“That is how love relationship is meant to work,  each partner transforming the other. The strength and power of each is untangled, shared. He gives her the heart drum. She gives him knowledge of the most complicated rhythms and emotions imaginable. Who knows what they will hunt together? We only know that they will be nourished to the end of their days.”  Clarissa Pinkola Estes, Ph.D   Women Who Run With the Wolves

These words touch a part of my soul that I cannot easily describe or possibly even identify.  It seems to sum up my young and idealistic view of LOVE — everlasting love. I am no longer naive enough to believe that love alone can sustain a relationship, but I still like to dwell in that mindset when the everyday world pours doubt and hardship over me.  My experiences become soggy, like corn flakes  left to soak in milk for too long. The edges lose definition and the flavor seeps away.

At forty, there are still so many unanswered questions about life, relationships, self-image, family, etc. Where is that talisman of wisdom that we are to be granted as we age? Why does it seem that life becomes more complicated? I want to charge into a sophisticated, upscale department store and demand to purchase the nonchalance and free spirit I was certain I would be draped in when I hit forty.

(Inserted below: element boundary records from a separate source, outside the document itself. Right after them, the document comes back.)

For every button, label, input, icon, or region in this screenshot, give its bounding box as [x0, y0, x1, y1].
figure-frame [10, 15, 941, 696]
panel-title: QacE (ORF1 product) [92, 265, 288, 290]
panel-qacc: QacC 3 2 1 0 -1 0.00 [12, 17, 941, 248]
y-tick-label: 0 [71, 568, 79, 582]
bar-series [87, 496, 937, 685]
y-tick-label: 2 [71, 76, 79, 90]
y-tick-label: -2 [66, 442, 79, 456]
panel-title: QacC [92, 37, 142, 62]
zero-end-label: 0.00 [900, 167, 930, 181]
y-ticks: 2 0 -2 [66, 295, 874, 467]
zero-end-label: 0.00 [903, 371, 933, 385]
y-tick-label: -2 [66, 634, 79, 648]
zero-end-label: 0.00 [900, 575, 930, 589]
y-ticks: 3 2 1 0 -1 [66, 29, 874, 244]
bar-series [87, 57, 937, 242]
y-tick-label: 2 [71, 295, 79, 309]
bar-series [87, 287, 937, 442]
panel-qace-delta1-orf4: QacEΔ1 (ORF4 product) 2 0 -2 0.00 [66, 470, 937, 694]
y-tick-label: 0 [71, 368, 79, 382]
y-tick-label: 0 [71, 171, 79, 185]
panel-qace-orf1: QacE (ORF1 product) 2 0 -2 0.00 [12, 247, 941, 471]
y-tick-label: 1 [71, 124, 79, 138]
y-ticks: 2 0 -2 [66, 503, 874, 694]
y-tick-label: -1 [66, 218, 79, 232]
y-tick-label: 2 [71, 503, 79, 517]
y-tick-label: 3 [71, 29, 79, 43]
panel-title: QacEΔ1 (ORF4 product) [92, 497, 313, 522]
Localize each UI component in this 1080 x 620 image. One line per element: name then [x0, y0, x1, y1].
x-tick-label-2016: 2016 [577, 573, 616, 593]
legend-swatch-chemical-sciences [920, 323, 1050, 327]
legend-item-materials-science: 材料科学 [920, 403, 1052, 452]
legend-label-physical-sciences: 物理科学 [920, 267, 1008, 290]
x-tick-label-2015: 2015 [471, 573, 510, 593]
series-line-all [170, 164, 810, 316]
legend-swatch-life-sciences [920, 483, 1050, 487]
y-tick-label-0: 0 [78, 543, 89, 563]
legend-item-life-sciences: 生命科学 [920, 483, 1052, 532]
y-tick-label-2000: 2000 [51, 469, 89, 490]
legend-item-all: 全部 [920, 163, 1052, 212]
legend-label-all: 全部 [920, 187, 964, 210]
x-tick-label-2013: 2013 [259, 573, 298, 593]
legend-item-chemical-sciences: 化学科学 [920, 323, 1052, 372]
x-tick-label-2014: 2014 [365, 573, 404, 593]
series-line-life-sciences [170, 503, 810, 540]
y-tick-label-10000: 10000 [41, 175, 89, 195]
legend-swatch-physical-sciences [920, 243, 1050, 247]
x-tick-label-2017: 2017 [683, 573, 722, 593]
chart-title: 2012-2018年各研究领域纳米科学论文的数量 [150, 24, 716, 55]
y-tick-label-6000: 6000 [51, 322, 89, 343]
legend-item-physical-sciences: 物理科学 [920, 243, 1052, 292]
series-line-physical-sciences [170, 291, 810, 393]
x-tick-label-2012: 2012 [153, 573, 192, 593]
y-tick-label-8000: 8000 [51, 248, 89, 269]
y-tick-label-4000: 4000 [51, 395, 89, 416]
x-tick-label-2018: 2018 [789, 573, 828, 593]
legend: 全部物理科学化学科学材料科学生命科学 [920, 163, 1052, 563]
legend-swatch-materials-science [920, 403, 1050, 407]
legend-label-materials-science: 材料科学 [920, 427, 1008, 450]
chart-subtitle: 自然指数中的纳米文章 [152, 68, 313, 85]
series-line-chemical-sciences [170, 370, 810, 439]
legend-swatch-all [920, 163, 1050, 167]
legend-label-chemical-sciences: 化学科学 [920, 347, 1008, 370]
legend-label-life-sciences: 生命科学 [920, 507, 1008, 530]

I don’t want to care about the disdainful looks I get because of my overweight figure or the snide comments when I color my grey roots an outrageous burgundy.  I long to be comfortable in my skin — as marred, scarred and stretched as it may be. I no longer want to look in a mirror and feel disgraced by my many imperfections, but I want to be overjoyed and confident in my attributes.  

The one stumbling block I constantly trip over is the very cliche truth, “You must love yourself before someone else can love you.”  Once I overcome this, then perhaps I can share a heart drum with my husband for the rest of our days.  But I will let him do the hunting while I am breaking the mirrors.